If home sales are one of the last signs to rise following an economic downturn, we may be on the road to recovery.
Closed home sales in the central region of Minnesota rose 27.9 percent year-over-year in October, according to the Minnesota Association of Realtors’ monthly housing report. That was higher than the 23.6 percent increase statewide and trailed only the seven-county metro region (34.3 percent) among areas with the greatest improvement.
“I don’t know if our (market) went up as high as the metro during the peak times, so we may not have as far to go to make progress,” said Bob Faundeen, president of the St. Cloud Area Association of Realtors. “Last year, there was a tax break that impacted home sales for the first six months. We’re not approaching that activity, but we’ve been steady through most of the year.”Through September, the most recent data available from SCAAR, closed sales were up 60.3 percent year-over-year. Pending sales were up 20.3 percent, the median sales price rose 1.8 percent, new listings declined 5.3 percent, and the inventory of homes for sale dropped 19.3 percent. In fact, the inventory fell below 900 properties for the first time since 2004.Statewide, homebuyers have closed on more homes through October than in all of 2010.
“What we’re experiencing is an increase in confidence about owning a home in Minnesota,” Minnesota Association of Realtors President June Wiener said in a statement. “Consumers are seeing lower unemployment, low interest rates and a variety of affordable homes on the market as reasons to buy now.”
It’s coming at a cost, however.
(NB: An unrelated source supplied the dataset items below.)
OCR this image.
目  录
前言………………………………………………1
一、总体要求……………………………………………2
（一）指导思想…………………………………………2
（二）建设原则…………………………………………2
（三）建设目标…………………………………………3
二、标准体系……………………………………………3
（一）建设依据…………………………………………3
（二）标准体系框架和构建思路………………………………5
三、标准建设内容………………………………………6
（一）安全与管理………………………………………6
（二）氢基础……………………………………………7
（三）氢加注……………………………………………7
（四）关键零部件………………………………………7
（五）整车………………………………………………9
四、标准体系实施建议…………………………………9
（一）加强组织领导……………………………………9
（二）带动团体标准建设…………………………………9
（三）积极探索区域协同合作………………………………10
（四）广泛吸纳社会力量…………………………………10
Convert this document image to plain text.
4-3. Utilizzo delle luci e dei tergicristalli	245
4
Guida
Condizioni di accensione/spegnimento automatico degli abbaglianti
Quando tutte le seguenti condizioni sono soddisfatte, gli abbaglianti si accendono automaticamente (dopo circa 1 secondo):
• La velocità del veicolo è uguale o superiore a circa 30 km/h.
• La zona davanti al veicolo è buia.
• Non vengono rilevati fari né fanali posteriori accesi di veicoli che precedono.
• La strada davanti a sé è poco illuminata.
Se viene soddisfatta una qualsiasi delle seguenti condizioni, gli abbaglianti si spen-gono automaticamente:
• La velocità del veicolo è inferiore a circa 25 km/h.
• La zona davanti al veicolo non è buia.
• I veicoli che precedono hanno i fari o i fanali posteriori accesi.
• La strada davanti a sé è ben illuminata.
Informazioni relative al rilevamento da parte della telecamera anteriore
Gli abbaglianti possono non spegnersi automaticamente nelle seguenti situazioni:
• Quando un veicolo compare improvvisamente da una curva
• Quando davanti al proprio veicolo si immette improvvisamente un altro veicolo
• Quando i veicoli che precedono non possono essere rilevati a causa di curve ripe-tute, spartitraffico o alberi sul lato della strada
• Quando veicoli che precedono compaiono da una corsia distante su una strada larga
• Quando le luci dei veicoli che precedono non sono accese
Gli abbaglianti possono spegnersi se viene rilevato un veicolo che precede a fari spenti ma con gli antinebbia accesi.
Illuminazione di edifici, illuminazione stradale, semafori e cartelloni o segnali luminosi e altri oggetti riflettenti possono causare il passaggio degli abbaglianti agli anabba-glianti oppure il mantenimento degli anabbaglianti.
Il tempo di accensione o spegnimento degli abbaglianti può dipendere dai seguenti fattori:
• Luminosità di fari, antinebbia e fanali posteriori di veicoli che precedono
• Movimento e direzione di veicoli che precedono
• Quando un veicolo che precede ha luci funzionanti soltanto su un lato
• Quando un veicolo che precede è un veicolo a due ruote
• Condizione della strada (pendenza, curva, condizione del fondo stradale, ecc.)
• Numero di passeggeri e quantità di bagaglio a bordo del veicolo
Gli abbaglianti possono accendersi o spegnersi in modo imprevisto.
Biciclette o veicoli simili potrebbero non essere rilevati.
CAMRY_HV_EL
The statewide median sales price was down 6.7 percent compared with last year. The October median sales price was $140,000. Statewide in October, houses were on the market an average of 120 days. Inventory also has decreased, with new listings down 10.3 percent compared with October 2010.
Faundeen says a home’s value in the real estate market should not be confused with lower tax valuations sent out recently by area counties. He said area agents have fielded numerous calls expressing concern at how these valuations have dropped, and yet some property owners’ taxes have risen. The Legislature recently repealed the homestead market value credit and replaced it with a homestead market value exclusion.
Tax increases still might occur for several reasons. State money is no longer reducing total taxes. The reduction in taxable value increases tax rates and shifts the burden to those with higher property values.